In 1990, disability rights activists gathered at the steps of the U.S. Capitol to make a point that words alone had failed to communicate. One by one, they left their wheelchairs, crutches and mobility devices behind and began to crawl up the steps.
The moment, now known as the Capitol Crawl, was not symbolic for the sake of spectacle. It was a direct confrontation with inaccessibility. The message was simple and undeniable: if disabled people could not enter the Capitol, then the system itself was inaccessible.
Among those activists was Jennifer Keelan, who pulled herself up the steps using her hands and arms, declaring she would take “all night if I have to.” That image forced the country to confront what had long been ignored.
Just months later, the Americans with Disabilities Act (ADA) was passed.
The Capitol Crawl did not happen in isolation, and it was not the only reason the ADA became law. But it did something essential: it made inaccessibility visible in a way that could not be dismissed or ignored.
More than three decades later, that same logic is being echoed on a smaller, but no less meaningful, scale.

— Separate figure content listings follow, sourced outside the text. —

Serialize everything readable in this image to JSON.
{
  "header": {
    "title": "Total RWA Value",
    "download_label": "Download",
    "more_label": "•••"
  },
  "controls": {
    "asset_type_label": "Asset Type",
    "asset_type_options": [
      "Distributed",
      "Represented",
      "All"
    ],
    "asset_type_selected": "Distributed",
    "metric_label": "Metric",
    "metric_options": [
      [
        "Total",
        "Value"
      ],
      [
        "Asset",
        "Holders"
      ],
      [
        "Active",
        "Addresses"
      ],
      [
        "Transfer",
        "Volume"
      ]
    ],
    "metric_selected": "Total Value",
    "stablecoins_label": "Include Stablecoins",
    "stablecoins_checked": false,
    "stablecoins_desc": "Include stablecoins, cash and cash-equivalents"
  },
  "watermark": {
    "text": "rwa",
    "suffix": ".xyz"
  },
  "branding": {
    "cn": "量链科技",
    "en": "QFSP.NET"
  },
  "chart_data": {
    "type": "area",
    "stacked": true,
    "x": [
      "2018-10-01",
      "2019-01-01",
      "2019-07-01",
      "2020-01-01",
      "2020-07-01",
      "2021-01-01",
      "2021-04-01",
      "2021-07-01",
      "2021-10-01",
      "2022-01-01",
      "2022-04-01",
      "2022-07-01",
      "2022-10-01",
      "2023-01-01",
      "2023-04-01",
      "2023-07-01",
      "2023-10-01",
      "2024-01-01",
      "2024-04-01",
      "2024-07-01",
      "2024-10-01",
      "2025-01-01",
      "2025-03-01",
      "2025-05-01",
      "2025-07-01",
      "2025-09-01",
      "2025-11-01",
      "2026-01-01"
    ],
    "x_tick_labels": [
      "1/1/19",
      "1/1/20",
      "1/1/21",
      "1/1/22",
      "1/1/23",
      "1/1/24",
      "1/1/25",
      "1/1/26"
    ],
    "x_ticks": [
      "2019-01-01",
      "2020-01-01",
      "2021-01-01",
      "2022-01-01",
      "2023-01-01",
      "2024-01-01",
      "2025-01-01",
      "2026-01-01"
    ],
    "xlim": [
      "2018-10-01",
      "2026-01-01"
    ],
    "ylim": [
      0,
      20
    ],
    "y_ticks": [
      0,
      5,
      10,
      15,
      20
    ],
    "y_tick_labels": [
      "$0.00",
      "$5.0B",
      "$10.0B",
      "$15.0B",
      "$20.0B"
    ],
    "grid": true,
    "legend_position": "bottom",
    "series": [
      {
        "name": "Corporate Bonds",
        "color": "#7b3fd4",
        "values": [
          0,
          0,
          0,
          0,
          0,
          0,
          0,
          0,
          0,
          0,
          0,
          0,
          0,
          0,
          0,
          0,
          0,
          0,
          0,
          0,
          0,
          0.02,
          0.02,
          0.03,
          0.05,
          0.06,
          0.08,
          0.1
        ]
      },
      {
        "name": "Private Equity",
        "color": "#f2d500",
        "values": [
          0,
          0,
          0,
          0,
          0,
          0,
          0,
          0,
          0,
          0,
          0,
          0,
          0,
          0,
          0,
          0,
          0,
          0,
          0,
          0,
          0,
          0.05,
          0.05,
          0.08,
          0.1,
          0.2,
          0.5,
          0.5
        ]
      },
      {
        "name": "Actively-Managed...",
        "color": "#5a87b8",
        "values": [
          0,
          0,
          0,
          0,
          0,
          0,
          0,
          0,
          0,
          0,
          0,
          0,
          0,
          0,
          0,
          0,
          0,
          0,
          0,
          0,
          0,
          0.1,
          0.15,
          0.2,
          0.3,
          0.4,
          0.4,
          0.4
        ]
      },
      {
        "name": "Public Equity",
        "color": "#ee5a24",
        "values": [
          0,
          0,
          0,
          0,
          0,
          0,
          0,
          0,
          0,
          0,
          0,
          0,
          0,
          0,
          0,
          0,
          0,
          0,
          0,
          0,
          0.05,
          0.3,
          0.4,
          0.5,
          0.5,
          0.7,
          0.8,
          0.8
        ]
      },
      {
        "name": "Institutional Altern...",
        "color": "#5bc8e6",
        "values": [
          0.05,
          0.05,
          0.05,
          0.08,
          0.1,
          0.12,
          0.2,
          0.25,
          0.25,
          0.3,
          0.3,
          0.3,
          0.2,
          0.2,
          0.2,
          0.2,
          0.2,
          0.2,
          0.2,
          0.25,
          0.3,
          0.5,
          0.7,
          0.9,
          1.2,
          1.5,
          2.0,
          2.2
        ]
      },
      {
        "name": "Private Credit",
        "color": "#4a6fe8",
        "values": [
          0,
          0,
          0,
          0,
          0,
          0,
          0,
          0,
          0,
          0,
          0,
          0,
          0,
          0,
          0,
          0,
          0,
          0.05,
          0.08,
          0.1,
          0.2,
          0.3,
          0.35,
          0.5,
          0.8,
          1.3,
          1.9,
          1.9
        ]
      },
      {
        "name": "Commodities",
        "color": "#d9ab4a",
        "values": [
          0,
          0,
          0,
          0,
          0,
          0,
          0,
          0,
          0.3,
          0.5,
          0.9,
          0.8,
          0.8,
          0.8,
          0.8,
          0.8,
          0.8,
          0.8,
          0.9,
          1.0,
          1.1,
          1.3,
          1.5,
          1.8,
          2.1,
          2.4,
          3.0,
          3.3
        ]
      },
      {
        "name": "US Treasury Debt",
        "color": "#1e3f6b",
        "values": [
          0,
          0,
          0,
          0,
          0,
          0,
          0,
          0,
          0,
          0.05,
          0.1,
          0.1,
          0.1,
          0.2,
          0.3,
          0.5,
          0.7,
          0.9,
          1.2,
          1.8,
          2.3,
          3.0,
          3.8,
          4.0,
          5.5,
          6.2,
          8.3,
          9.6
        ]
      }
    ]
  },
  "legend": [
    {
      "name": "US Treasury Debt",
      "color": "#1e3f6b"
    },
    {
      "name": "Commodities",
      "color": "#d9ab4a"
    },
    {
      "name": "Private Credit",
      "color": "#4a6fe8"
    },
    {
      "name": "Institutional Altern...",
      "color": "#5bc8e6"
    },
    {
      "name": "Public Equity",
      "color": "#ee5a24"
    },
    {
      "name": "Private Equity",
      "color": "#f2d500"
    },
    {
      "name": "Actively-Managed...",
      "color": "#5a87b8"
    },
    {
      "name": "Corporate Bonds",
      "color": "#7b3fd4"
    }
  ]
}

At Iowa State University, students are organizing what is being called a “Cy-Crawl” on the steps of Beardshear Hall. Like the Capitol Crawl, this action is meant to draw attention to barriers that still exist. Barriers that are often invisible to those who do not encounter them.
And for those involved, the issue is not abstract. It is about identity, dignity and being seen as fully human.

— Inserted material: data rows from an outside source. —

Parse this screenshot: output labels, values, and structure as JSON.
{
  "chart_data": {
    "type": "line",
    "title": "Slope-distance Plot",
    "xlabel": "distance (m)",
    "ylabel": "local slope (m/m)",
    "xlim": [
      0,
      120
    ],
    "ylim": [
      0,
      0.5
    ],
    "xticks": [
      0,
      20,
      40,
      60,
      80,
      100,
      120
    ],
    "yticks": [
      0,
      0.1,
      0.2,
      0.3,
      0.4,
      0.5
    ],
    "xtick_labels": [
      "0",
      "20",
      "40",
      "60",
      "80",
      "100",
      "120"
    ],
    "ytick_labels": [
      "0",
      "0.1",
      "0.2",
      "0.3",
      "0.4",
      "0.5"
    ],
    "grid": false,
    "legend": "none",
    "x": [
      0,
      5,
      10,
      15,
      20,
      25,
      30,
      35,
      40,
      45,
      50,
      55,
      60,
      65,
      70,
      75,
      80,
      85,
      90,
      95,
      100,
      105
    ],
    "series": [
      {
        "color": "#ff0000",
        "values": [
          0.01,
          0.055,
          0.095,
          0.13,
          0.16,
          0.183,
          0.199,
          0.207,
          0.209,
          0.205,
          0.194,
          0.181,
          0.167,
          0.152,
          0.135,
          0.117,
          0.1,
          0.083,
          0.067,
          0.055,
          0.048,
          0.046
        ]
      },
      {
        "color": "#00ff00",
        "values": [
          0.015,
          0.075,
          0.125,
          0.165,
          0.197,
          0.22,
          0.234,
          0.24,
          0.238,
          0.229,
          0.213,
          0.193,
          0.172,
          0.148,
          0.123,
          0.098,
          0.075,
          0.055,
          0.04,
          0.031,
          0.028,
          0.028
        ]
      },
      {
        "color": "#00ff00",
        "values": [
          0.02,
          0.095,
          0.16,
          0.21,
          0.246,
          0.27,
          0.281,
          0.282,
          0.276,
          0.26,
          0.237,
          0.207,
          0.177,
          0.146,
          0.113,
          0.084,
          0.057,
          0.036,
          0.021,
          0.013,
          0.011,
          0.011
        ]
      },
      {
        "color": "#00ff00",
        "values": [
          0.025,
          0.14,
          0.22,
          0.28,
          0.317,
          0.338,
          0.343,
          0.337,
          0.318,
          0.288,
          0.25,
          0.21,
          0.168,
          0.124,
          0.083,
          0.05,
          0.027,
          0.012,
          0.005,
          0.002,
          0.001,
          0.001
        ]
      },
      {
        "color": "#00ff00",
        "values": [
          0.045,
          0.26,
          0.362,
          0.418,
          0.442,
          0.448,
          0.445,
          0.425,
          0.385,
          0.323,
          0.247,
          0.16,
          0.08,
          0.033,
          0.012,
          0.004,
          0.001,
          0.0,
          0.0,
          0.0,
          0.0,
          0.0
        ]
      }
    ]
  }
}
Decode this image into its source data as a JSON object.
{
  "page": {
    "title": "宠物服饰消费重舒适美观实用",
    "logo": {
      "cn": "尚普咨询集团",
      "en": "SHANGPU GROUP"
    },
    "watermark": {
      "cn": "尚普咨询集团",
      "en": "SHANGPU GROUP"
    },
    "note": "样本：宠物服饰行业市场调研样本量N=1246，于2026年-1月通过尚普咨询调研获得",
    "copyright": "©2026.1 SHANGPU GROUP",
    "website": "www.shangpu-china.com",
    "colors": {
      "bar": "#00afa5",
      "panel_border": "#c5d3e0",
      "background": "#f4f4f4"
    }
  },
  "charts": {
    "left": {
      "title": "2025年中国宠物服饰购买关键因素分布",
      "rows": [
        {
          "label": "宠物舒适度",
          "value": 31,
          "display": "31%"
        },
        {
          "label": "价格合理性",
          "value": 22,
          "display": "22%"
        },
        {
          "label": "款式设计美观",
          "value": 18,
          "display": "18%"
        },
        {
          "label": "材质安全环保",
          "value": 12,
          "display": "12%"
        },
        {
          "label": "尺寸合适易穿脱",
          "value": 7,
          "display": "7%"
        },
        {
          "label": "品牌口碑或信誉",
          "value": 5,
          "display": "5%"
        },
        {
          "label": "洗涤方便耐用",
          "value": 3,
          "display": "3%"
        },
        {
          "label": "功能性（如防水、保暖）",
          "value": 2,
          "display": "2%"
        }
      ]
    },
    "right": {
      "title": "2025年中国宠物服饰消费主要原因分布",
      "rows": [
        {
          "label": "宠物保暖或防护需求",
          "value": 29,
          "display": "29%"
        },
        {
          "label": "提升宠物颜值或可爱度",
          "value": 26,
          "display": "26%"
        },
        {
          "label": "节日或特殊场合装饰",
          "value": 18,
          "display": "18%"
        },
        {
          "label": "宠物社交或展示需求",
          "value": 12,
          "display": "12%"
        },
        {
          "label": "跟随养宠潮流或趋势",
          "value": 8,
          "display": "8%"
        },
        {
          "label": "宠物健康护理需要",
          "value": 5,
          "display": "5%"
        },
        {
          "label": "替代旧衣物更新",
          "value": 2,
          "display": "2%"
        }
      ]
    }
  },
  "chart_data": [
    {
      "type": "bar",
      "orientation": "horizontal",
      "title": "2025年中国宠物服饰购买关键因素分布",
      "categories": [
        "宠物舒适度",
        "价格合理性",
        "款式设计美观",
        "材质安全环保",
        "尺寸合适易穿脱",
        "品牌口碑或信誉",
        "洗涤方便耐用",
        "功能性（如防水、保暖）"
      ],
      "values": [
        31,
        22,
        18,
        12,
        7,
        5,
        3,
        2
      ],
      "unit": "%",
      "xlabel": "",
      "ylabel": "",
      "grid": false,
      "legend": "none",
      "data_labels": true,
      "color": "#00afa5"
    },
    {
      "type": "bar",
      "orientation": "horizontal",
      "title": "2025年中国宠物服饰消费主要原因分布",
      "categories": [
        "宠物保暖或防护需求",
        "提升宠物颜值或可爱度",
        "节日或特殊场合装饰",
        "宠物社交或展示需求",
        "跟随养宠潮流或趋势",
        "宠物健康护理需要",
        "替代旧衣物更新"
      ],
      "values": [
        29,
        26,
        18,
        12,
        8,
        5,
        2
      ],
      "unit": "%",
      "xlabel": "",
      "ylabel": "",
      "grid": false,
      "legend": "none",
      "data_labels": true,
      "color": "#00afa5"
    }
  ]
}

One of the organizers, Grady Sullivan, put it plainly: “You shouldn’t have to lose your identity just because you have a disability.”

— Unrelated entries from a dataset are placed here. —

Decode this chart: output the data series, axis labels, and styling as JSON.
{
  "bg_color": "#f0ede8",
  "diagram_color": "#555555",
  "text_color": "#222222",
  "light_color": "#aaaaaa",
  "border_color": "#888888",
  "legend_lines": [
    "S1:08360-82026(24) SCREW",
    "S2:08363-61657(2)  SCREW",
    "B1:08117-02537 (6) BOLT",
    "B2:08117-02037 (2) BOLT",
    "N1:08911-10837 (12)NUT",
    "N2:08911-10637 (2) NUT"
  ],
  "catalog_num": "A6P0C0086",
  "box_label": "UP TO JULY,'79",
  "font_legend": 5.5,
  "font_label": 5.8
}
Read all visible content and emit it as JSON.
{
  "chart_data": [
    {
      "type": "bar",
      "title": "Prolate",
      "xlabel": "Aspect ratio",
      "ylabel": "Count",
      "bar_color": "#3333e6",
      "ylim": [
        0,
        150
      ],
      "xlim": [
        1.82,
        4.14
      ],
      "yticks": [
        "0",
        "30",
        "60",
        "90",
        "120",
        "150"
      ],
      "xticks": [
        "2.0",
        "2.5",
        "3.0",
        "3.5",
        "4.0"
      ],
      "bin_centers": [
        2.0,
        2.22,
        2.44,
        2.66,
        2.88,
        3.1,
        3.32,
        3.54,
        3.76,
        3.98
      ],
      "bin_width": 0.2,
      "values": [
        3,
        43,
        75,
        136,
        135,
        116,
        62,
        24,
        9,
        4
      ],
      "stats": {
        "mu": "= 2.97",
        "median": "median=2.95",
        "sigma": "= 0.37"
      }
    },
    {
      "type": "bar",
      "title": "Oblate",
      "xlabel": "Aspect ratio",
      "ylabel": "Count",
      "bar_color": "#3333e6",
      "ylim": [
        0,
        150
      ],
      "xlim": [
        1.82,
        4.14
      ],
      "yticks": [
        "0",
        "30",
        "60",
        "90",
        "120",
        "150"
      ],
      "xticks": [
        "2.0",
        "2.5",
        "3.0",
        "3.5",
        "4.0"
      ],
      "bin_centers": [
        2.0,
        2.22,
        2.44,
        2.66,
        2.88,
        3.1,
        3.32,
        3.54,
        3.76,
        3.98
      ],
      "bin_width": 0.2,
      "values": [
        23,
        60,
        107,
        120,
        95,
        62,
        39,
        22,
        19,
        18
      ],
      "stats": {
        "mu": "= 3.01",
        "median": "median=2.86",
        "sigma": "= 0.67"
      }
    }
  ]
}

That statement cuts to the core of the issue. Accessibility is not just about infrastructure. It is about whether people are allowed to exist as themselves without being reduced to a limitation. It is about being recognized as a full person, not just whether you can get through the door.
The need for this kind of protest raises an uncomfortable question: how much has actually changed?
The ADA established legal protections and accessibility standards. Ramps, elevators and accommodations are now part of the built environment in ways they were not before 1990. But compliance is not the same as accessibility. A building can technically meet requirements while still being difficult, exhausting or even impossible for some people to navigate.
Accessibility is often treated as a checklist. A ramp is installed. An elevator is present. A box is checked. But lived experience is more complicated than that. Routes may be indirect. Elevators unreliable or out of commission. Entrances may technically exist, but feel like afterthoughts. These are not dramatic barriers, but they are constant ones.
And constant barriers shape daily life.
What the Cy-Crawl does, much like the Capitol Crawl before it, is refuse to let those barriers remain abstract. It forces a physical confrontation with them. It makes visible what is usually overlooked.
That kind of visibility is uncomfortable. It is meant to be.
That discomfort extends beyond physical spaces. It shows up in conversation, too.
As Sullivan also noted, “Disabled is not a bad word.”
And yet, many people avoid even saying it, worried about saying the wrong thing. That hesitation, while often well-intentioned, contributes to the same invisibility that protests like the Cy-Crawl are trying to challenge. When people cannot even name disability, it becomes easier to ignore the realities that come with it.
Protests like these are often criticized for being disruptive or dramatic. But disruption is the point. The Capitol Crawl was not polite. It was not convenient. It was effective because it made it impossible to ignore the reality of exclusion.
The same principle applies here.
It is easy to assume that accessibility is a solved issue, something addressed decades ago through legislation. But the existence of the ADA does not guarantee its full realization. Law establishes a baseline. It does not ensure lived equity.
That gap between policy and reality is where activism still operates.
The Cy-Crawl is not just about one set of stairs or one building. It is about a broader question of who campus spaces are truly designed for. Universities often present themselves as inclusive environments, open to all students. But inclusion is not just about who is admitted. It is about who can fully participate.
If getting to class, attending events or accessing resources requires additional effort, planning or physical strains for some students, then the environment is not equally accessible.
And if those barriers persist quietly, they are easy to ignore.
That is why visibility matters.
The Capitol Crawl showed the country what inaccessibility looked like in a single, powerful display. The Cy-Crawl is doing something similar on a campus level. It is translating policy into lived experience. It is asking people not just to acknowledge accessibility in theory, but to see where it breaks down in practice.
These moments are not comfortable, and they are not supposed to be. They are reminders that progress is not a one-time achievement. It requires maintenance, attention and, at times, confrontation.
The ADA was a milestone, not an endpoint.
And if students today feel the need to crawl up the steps of their own university to be heard, that tells us something important: accessibility is still unfinished work.